Quelques années plus tard, le nombre sacré était tombé à 1 200, ce qui correspondait à la norme du continent et un an ou deux plus tard à seulement mille mots.
Il n’y a pas si longtemps, l’un des médias les plus lus au monde m’a demandé à quatre reprises de réduire un article demandé à 800 mots. La première fois que je leur ai envoyé l’article de mille mots. Ils m’ont dit de faire un effort pour l’amener à 850. Je leur ai envoyé un autre de 900, en supposant une certaine flexibilité. Rejeté. À un autre moment, j’aurais renoncé à envoyer une autre version, mais j’étais très intéressé à faire connaître le sujet de l’article litigieux. Perdu pour perdu, je l’ai mutilé à 850 mots. Naturellement, il a été publié.

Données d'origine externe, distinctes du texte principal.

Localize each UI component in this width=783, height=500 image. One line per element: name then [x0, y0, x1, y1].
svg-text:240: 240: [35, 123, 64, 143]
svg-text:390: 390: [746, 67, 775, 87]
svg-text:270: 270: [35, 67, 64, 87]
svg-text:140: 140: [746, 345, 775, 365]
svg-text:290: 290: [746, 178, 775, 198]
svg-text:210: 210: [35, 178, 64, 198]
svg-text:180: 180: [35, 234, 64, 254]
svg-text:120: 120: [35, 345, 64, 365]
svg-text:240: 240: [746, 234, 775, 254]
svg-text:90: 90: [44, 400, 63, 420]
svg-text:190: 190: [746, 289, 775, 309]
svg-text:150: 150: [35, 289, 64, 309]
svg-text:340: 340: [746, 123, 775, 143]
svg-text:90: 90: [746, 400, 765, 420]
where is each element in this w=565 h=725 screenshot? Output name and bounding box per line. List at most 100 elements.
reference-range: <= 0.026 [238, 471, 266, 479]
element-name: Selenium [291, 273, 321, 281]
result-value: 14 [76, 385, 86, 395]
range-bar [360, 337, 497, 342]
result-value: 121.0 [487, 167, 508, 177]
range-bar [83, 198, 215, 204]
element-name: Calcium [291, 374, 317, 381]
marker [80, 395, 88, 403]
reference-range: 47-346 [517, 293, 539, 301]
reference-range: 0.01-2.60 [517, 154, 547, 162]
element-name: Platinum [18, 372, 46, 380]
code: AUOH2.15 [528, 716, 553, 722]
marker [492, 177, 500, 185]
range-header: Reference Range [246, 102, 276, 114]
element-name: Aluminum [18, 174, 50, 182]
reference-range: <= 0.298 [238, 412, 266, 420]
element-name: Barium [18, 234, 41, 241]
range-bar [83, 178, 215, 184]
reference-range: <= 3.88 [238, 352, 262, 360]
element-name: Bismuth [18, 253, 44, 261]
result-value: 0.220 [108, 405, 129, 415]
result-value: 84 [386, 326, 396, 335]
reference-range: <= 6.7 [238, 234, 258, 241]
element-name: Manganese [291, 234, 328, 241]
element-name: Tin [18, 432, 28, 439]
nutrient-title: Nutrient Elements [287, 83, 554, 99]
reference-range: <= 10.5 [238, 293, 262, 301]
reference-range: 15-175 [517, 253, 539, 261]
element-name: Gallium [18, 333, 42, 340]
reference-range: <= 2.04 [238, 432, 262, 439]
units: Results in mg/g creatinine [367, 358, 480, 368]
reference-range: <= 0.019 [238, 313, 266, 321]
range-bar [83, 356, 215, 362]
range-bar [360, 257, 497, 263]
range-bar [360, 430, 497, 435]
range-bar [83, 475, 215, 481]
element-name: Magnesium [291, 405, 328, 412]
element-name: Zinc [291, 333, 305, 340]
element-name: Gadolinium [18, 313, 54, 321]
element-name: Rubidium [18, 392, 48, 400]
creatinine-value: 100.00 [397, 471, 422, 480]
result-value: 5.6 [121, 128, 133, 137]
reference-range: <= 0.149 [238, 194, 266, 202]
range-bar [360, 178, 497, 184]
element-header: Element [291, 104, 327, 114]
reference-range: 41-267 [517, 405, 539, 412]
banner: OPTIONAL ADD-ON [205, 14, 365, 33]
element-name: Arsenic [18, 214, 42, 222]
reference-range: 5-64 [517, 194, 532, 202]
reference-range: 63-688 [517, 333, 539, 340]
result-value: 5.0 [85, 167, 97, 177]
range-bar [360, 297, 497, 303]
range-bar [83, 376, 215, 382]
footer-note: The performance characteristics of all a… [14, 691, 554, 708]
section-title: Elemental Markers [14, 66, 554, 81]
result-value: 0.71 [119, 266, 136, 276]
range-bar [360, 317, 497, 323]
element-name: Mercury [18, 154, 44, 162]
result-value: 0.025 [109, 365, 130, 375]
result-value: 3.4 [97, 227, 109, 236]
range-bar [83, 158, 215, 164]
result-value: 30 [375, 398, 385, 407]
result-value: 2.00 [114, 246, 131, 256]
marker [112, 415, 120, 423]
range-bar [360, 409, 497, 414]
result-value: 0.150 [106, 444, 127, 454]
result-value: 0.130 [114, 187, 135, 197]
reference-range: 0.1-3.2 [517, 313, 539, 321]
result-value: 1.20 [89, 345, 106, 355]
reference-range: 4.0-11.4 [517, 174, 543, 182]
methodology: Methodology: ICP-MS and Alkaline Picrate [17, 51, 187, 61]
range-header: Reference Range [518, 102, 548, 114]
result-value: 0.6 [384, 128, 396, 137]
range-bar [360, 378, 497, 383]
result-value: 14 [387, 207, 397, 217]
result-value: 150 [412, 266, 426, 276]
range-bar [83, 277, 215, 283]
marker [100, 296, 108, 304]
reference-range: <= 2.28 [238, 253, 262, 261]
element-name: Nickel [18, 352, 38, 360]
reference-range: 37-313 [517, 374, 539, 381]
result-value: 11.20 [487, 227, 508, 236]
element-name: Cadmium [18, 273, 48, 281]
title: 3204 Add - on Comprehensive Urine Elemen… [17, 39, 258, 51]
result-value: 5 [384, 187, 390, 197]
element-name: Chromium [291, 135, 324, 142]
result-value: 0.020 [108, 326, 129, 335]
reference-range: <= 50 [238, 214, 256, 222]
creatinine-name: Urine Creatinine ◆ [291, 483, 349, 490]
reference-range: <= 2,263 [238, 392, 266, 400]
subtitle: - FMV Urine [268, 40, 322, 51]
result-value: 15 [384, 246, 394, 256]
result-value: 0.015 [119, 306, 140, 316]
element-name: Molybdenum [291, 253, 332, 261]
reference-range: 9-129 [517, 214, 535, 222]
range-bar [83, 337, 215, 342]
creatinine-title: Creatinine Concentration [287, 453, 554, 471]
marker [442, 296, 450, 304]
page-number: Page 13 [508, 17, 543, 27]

À ce jour, le niveau d’articles d’opinion flottants est de huit cents mots…
Or, comme pour les éditeurs de brochures et de pamphlets qui remplissent nos boîtes aux lettres et des best-sellers vendus au kilogramme, cette réduction spectaculaire et illimitée des textes dans les médias de masse actuels n’est pas due à un problème d’espace, comme c’était le cas des anciens Egyptiens et Sumériens, à travers les « amanuenses » du couvent. Incunables, hérétiques herméneutiques, Français encyclopédistes et tous les périodiques papier du XVIIIe au Xxe siècle. C’est dû au nouveau lecteur.
Je n’ai pas l’intention de mettre un modèle de lecture sur une brique comme L’Être et le Néant de Sartre, bien que je le recommande au moins comme exercice intellectuel. Le problème est que chaque jour, les lecteurs ont plus de choses auxquelles ils prêtent attention. Presque toutes sont des distractions; Presque toutes, des stimuli ratés. Nous avons juste plus de distractions et, par conséquent, plus de besoins pour interrompre quelque chose que nous ne faisons que commencer.
Mais la journée des hommes et des femmes compte encore vingt-quatre heures. Les mêmes vingt-quatre heures d’un lecteur de Flaubert et Dostoïevski, Kafka et Ernesto Sábato. Par conséquent, nous avons le même temps pour nous occuper de plus de choses et aller au fond des choses.
Je crains que le « jibarisme » dont souffre la littérature journalistique ne soit pas dû à la qualité mais à certains défauts du New Reader (en dehors d’un orgueil aveugle et auto-complaisant, presque toujours soutenu par l’excuse générationnelle, qui empêche toute autocritique). Elle n’est pas due à l’art de la synthèse mais à celui de la mutilation.
Je crains que l’exercice de réduction ne devienne bientôt un effort pour étirer une idée jusqu’à 140 caractères. Il en reste probablement 10 ou 20. New Thought se débrouille probablement assez bien avec quelques émoticônes.